Oleh: Syamsul Khair, S.H (Advokat dan Pemerhati Hukum Internasional)

Tragedi tewasnya tiga jurnalis di wilayah Lebanon Selatan akibat serangan militer Israel baru-baru ini kembali memicu debat krusial mengenai efektivitas perlindungan pekerja media di zona perang. Dalam kacamata hukum internasional, jurnalis yang meliput konflik bersenjata secara prinsipil dikategorikan sebagai warga sipil yang wajib dilindungi sepenuhnya oleh Hukum Humaniter Internasional (HHI).

Landasan hukum ini tertuang secara eksplisit dalam Konvensi Jenewa 1949 dan dipertegas melalui Protokol Tambahan I Tahun 1977. Berdasarkan kerangka yuridis tersebut, jurnalis yang tidak terlibat langsung dalam permusuhan dilarang keras untuk dijadikan target serangan militer.

Secara teknis, apabila kendaraan yang digunakan telah dilengkapi identitas “PRESS” dan korban tengah menjalankan fungsi jurnalistiknya, maka secara otomatis mereka masuk dalam kategori objek sipil yang dilindungi. Setiap serangan yang disengaja terhadap mereka berpotensi besar diklasifikasikan sebagai pelanggaran berat terhadap hukum internasional.

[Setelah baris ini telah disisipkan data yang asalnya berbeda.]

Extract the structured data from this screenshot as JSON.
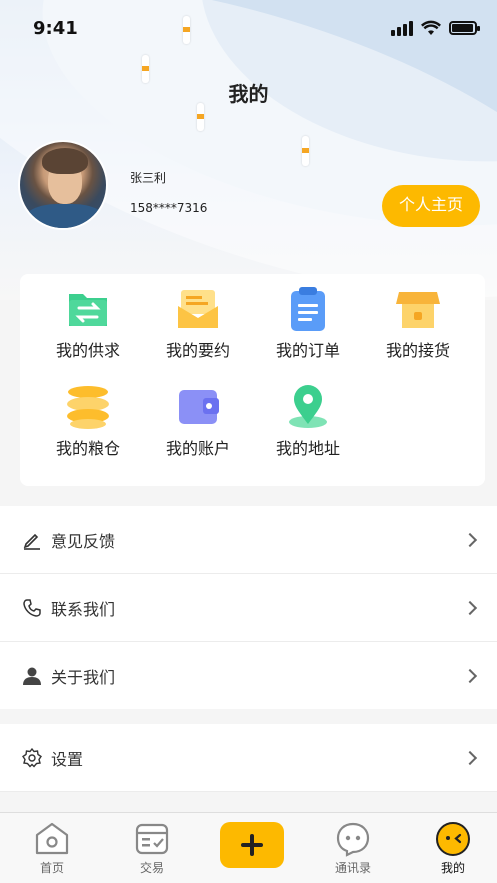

Prinsip fundamental dalam hukum konflik bersenjata adalah Asas Pembedaan (Principle of Distinction). Prinsip ini mewajibkan setiap pihak yang bertikai untuk membedakan secara tegas antara kombatan militer dan warga sipil. Pelanggaran terhadap prinsip ini, baik dilakukan secara sengaja maupun akibat kelalaian serius, dapat memenuhi unsur Kejahatan Perang.

Dalam konteks ini, mekanisme hukum internasional menyediakan ruang yurisdiksi bagi penyelidikan lebih lanjut, termasuk melalui International Criminal Court (ICC), jika ditemukan bukti kuat adanya pelanggaran berat terhadap norma-norma humaniter.

Fenomena di Lebanon mencerminkan realitas pahit mengenai semakin rapuhnya perlindungan terhadap pekerja media. Organisasi global seperti Committee to Protect Journalists (CPJ) dan Reporters Without Borders (RSF) telah berulang kali memberikan alarm bahwa jurnalis kini semakin sering menjadi korban langsung di garis depan.

Perlindungan terhadap jurnalis bukan sekadar isu kebebasan pers, melainkan bagian integral dari perlindungan kemanusiaan. Tanpa jaminan keamanan yang efektif, dunia berisiko kehilangan elemen vital dalam mendokumentasikan kebenaran serta mengawasi potensi pelanggaran hukum perang di lapangan.

Sudah saatnya setiap insiden yang merenggut nyawa jurnalis diselidiki secara independen dan transparan. Penegakan hukum internasional harus bergerak melampaui tumpukan norma tertulis menuju praktik nyata di tengah kecamuk konflik modern, demi memastikan bahwa hukum perang tetap memiliki wibawa di hadapan kemanusiaan.